Home >> Artikelen "Torah" >> De Naam van onze God. Mogen wij Zijn Naam eigenlijk wel uitspreken?

De Naam van onze God.

Mogen wij Zijn Naam eigenlijk wel uitspreken?

29 Tevet 5779 | 6 januari 2019

Onder christenen en binnen het Jodendom hoor je veel dat het niet is toegestaan de naam van onze God, de God van onze voorvaderen Avraham, Yitschak en Ya’akov, uit te spreken. Er wordt dan gezegd/geleerd:

“Enkel de cohen hagadol [hogepriester] mocht één keer in het jaar, op Yom HaKippurim [de Dag der Verzoeningen] in het Kodesh HaKodashim [Heilige der Heiligen] de Naam van onze God uitspreken. Dat was het enige moment dat hij dat mocht doen. Verder was het voor hem, evenals voor iedereen, verboden de Naam van Eloheinu [onze God] uit te spreken.”

"Gods Naam is te heilig voor ons uit te spreken", wordt er geleerd. Ook wordt er gezegd dat dit in de Bijbel/TeNaCH staat dat alleen de hogepriester Gods Naam uit mocht spreken en dan enkel een keer in een jaar.

Dat gaf voor mij de reden eens goed in de Bijbel/TeNaCH te lezen en op te zoeken waar het staat. Temeer ook omdat in de Hebreeuwse vertaling Gods Naam afgebeeld staat en in enkele vertalingen zelfs met de volledige klinkertekens.

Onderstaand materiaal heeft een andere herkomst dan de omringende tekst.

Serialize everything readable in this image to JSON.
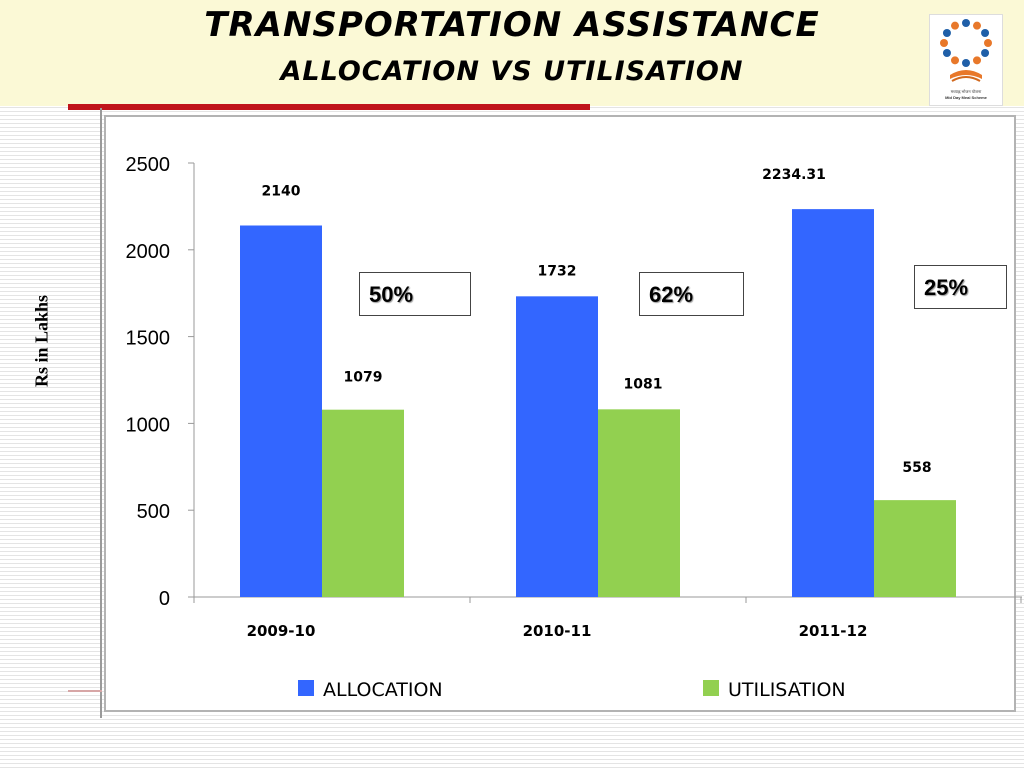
{
  "slide": {
    "title_line1": "TRANSPORTATION  ASSISTANCE",
    "title_line2": "ALLOCATION   VS   UTILISATION",
    "logo_text_line1": "मध्याह्न भोजन योजना",
    "logo_text_line2": "Mid Day Meal Scheme",
    "y_axis_title": "Rs in Lakhs",
    "callouts": [
      "50%",
      "62%",
      "25%"
    ]
  },
  "colors": {
    "allocation": "#3366ff",
    "utilisation": "#92d050",
    "title_accent": "#c0141b"
  },
  "chart_data": {
    "type": "bar",
    "categories": [
      "2009-10",
      "2010-11",
      "2011-12"
    ],
    "series": [
      {
        "name": "ALLOCATION",
        "values": [
          2140,
          1732,
          2234.31
        ],
        "labels": [
          "2140",
          "1732",
          "2234.31"
        ]
      },
      {
        "name": "UTILISATION",
        "values": [
          1079,
          1081,
          558
        ],
        "labels": [
          "1079",
          "1081",
          "558"
        ]
      }
    ],
    "ylim": [
      0,
      2500
    ],
    "yticks": [
      0,
      500,
      1000,
      1500,
      2000,
      2500
    ],
    "ylabel": "Rs in Lakhs",
    "legend_position": "bottom",
    "grid": false
  }
}
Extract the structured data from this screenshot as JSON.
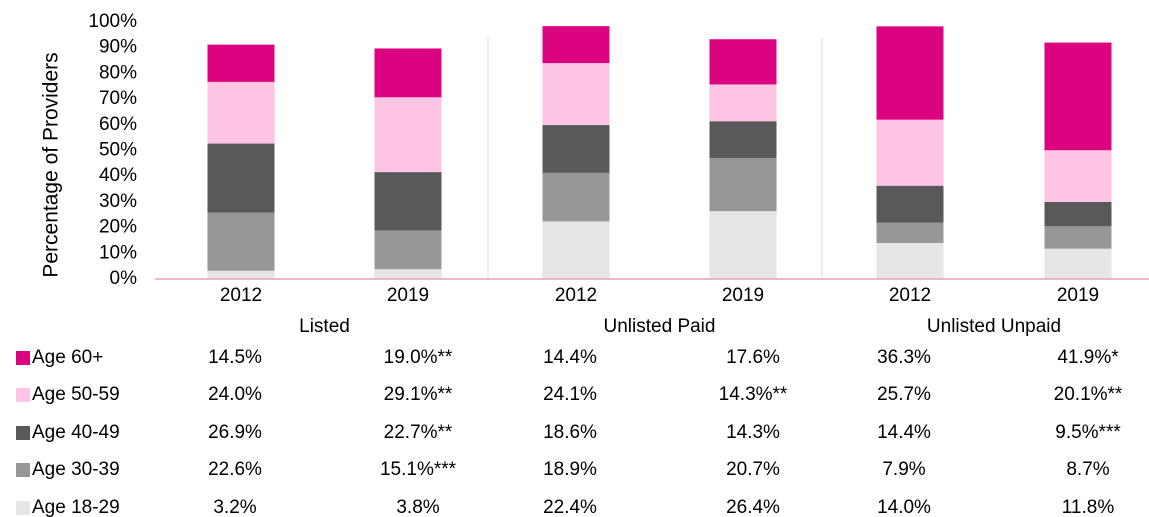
{
  "chart_data": {
    "type": "stacked_bar",
    "y_axis_label": "Percentage of Providers",
    "categories": [
      "2012",
      "2019",
      "2012",
      "2019",
      "2012",
      "2019"
    ],
    "groups": [
      "Listed",
      "Unlisted Paid",
      "Unlisted Unpaid"
    ],
    "ylim": [
      0,
      100
    ],
    "yticks": [
      {
        "value": 0,
        "label": "0%"
      },
      {
        "value": 10,
        "label": "10%"
      },
      {
        "value": 20,
        "label": "20%"
      },
      {
        "value": 30,
        "label": "30%"
      },
      {
        "value": 40,
        "label": "40%"
      },
      {
        "value": 50,
        "label": "50%"
      },
      {
        "value": 60,
        "label": "60%"
      },
      {
        "value": 70,
        "label": "70%"
      },
      {
        "value": 80,
        "label": "80%"
      },
      {
        "value": 90,
        "label": "90%"
      },
      {
        "value": 100,
        "label": "100%"
      }
    ],
    "series": [
      {
        "name": "Age 60+",
        "color": "#dc0380",
        "values": [
          14.5,
          19.0,
          14.4,
          17.6,
          36.3,
          41.9
        ],
        "value_labels": [
          "14.5%",
          "19.0%**",
          "14.4%",
          "17.6%",
          "36.3%",
          "41.9%*"
        ]
      },
      {
        "name": "Age 50-59",
        "color": "#fdc4e4",
        "values": [
          24.0,
          29.1,
          24.1,
          14.3,
          25.7,
          20.1
        ],
        "value_labels": [
          "24.0%",
          "29.1%**",
          "24.1%",
          "14.3%**",
          "25.7%",
          "20.1%**"
        ]
      },
      {
        "name": "Age 40-49",
        "color": "#595959",
        "values": [
          26.9,
          22.7,
          18.6,
          14.3,
          14.4,
          9.5
        ],
        "value_labels": [
          "26.9%",
          "22.7%**",
          "18.6%",
          "14.3%",
          "14.4%",
          "9.5%***"
        ]
      },
      {
        "name": "Age 30-39",
        "color": "#979797",
        "values": [
          22.6,
          15.1,
          18.9,
          20.7,
          7.9,
          8.7
        ],
        "value_labels": [
          "22.6%",
          "15.1%***",
          "18.9%",
          "20.7%",
          "7.9%",
          "8.7%"
        ]
      },
      {
        "name": "Age 18-29",
        "color": "#e6e6e6",
        "values": [
          3.2,
          3.8,
          22.4,
          26.4,
          14.0,
          11.8
        ],
        "value_labels": [
          "3.2%",
          "3.8%",
          "22.4%",
          "26.4%",
          "14.0%",
          "11.8%"
        ]
      }
    ]
  }
}
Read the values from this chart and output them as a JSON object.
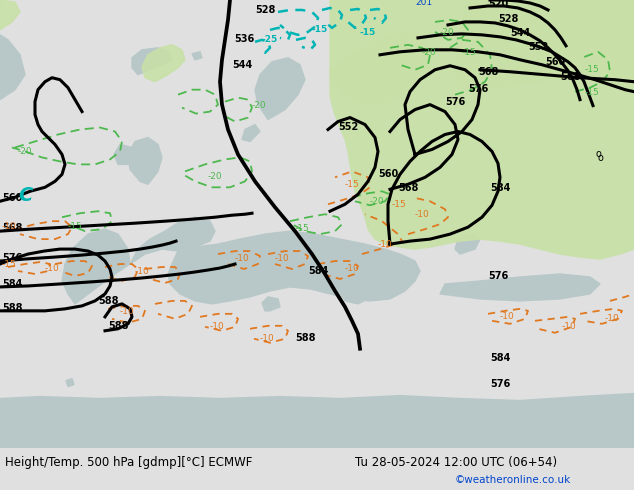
{
  "title_left": "Height/Temp. 500 hPa [gdmp][°C] ECMWF",
  "title_right": "Tu 28-05-2024 12:00 UTC (06+54)",
  "copyright": "©weatheronline.co.uk",
  "sea_color": "#d2dfe8",
  "land_color": "#b8c8c8",
  "green_fill": "#c8e0a8",
  "bottom_bg": "#e0e0e0",
  "black_line": "#000000",
  "green_dash": "#4db84d",
  "orange_dash": "#e07820",
  "cyan_dash": "#00b4b4",
  "label_black": "#000000",
  "label_blue": "#0044cc",
  "font_title": 8.5,
  "font_copy": 7.5,
  "lw_thick": 2.2,
  "lw_thin": 1.3
}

Ik heb mijn bevindingen in dit artikel als volgt ingedeeld:

Inhoudsopgave

Gods Naam in het Hebreeuws

In het Hebreeuws wordt de Naam van onze God gevormd door de letters Yod י – Hee ה – Vav/Waw ו – Hee ה (gelezen van rechts naar links) en in de Hebreeuwse Bijbel (de TeNaCH: het Oude Testament in Christelijke Bijbels) staat onder de Yod een Sh’va en onder de Vav/Waw staat een Kameets.

יְהוָה

De Sh’va ziet eruit als een /:/ onder de letter. Het is een stille klinker en neemt de klank van de letter over waaronder het is geplaatst. Als we de letter Yod uitspreken, horen we /je/.
De Kameets ziet eruit als een klein tafeltje onder de letter en de klinker is een verlengde /a/. Wanneer het echter in een gesloten lettergreep is geplaatst, is de klinker een /o/ en heet de klinker Kameets Chatoef.

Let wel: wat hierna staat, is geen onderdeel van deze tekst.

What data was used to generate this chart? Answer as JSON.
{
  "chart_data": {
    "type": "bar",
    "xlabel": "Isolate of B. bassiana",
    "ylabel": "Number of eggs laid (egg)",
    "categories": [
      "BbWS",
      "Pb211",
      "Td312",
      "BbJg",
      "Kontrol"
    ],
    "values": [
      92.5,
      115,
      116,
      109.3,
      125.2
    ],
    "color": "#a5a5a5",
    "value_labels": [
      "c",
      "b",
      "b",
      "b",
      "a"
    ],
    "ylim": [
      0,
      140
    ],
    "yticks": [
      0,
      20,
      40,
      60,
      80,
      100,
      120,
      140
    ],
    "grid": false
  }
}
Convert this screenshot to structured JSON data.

We zouden nu denken dat het tafeltje onder de Vav/Waw in een gesloten lettergreep is geplaatst, omdat de Hee aan het einde staat. Echter is de Hee een stille letter en wordt aan het eind van een woord meestal niet uitgesproken, tenzij er een /./ in de letter is geplaatst. Het tafeltje is hier een Kameets en wordt in combinatie met de letter Hee aan het eind een Kameets Hee genoemd. Dit betekent dat de klinker een verlengde /a/ is.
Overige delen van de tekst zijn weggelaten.